Rebecca Fielding trat vor und legte ihre Hand auf Gabriella Wilsons Arm. »Mr. Kincaid, wir sind hergekommen, um Ihnen zu sagen, daß wir von einer Anzeige absehen möchten. Wir sind gern bereit, die einzelnen Gegenstände zu identifizieren, aber das ändert nichts an unserem Entschluß.«
»Was zum ...« Er schüttelte den Kopf. »Das ist ja nicht zu glauben. Miss Wade?«
»Wir sind uns völlig einig. Wenn nötig, sagen wir einfach, wir haben ihm die Sachen geliehen Und es dann vergessen.« Sie lächelte mit Verschwörermiene.
»Und was ist mit Percy Bainbridge?«
»Ja, Percy macht gern Schwierigkeiten, das stimmt«, sagte Gabriella Wilson. »Aber im Moment ist Paul bei ihm. Ich bin sicher, es wird ihm gelingen, ihn zur Einsicht zu bringen.«
»Und wenn nicht?« Kincaid sah die drei Frauen skeptisch an.

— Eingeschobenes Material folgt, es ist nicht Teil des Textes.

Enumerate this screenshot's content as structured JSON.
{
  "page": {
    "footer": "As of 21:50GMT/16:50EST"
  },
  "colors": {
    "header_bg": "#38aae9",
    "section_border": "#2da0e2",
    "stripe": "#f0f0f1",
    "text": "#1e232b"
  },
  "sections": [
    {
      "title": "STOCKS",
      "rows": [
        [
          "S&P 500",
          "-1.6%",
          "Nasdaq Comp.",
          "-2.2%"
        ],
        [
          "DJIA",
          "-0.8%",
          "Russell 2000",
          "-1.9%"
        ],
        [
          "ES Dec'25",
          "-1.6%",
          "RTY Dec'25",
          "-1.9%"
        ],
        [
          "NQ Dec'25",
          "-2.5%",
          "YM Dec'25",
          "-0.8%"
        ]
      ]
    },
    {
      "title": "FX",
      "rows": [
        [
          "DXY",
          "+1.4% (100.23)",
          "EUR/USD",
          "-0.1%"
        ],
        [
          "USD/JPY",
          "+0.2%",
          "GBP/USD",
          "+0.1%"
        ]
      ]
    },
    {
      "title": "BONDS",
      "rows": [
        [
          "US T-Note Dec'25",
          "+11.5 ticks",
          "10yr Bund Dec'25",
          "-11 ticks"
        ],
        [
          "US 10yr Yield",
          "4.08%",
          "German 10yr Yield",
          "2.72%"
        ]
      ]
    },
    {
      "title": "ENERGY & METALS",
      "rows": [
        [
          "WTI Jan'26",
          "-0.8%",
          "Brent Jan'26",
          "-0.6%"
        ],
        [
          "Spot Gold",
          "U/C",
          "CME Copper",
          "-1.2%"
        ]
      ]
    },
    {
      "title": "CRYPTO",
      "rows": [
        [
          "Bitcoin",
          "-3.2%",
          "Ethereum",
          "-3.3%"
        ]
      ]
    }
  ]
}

Gabriella Wilson lächelte, und er sah das kriegerische Aufblitzen in ihrem Blick. »Dann werden wir ihm das Leben zur Hölle machen.«
Kincaid rieb sich das stoppelige Kinn. »Was ist, wenn Sie sich in Geoff täuschen? Was ist, wenn er am Mittwoch abend doch in Gilberts Haus war und den Commander getötet hat?«
Madeleine Wade trat vor. »Wir täuschen uns nicht. Ich versichere Ihnen, Geoff ist nicht fähig, jemanden zu töten.«
»Sie haben keinerlei Beweise«, fügte Gabriella Wilson hinzu. »Und wenn Sie versuchen sollten, ihm das anzuhängen, dann werden Sie im Nu ein halbes Dutzend Leute auf dem Hals haben, die sich plötzlich erinnern, daß sie ihn zur fraglichen Zeit ganz woanders gesehen haben.«
»Finden Sie das nicht alles ein bißchen selbstherrlich?« Als niemand antwortete, sagte Kincaid mit aufwallendem Zorn: »Ihnen ist doch klar, was Sie hier tun? Sie nehmen das Gesetz in die eigene Hand, obwohl Sie weder über das Wissen noch über die Unparteilichkeit verfügen, um das zu tun. Genau so etwas soll unser Rechtssystem verhindern ...«
»Wir sind nicht bereit, Geoff Genovase zu opfern, um die Wirksamkeit unseres Rechtssystems auf die Probe zu stellen, Superintendent.« Die Gesichter der drei Frauen waren unerbittlich.
Kincaid starrte sie einen Moment zornfunkelnd an, dann seufzte er. »Na gut. Will, kümmern Sie sich um die Formalitäten, ja? Ich geh und sage Brian, daß er seinen Sohn mit nach Hause nehmen kann.«
Kincaid drängte sich neben Gemma auf die Bank, ehe Will oder Deveney ihm zuvorkommen konnten, und lächelte über die Enttäuschung in Deveneys Miene. Sie hatten sich in ein Pub in der Nähe des Bahnhofs vertagt, um ihre Strategie zu planen und ihren Hunger zu stillen.
»Der Chief Constable hat angerufen«, bemerkte Deveney im Konversationston, nachdem sie bestellt hatten.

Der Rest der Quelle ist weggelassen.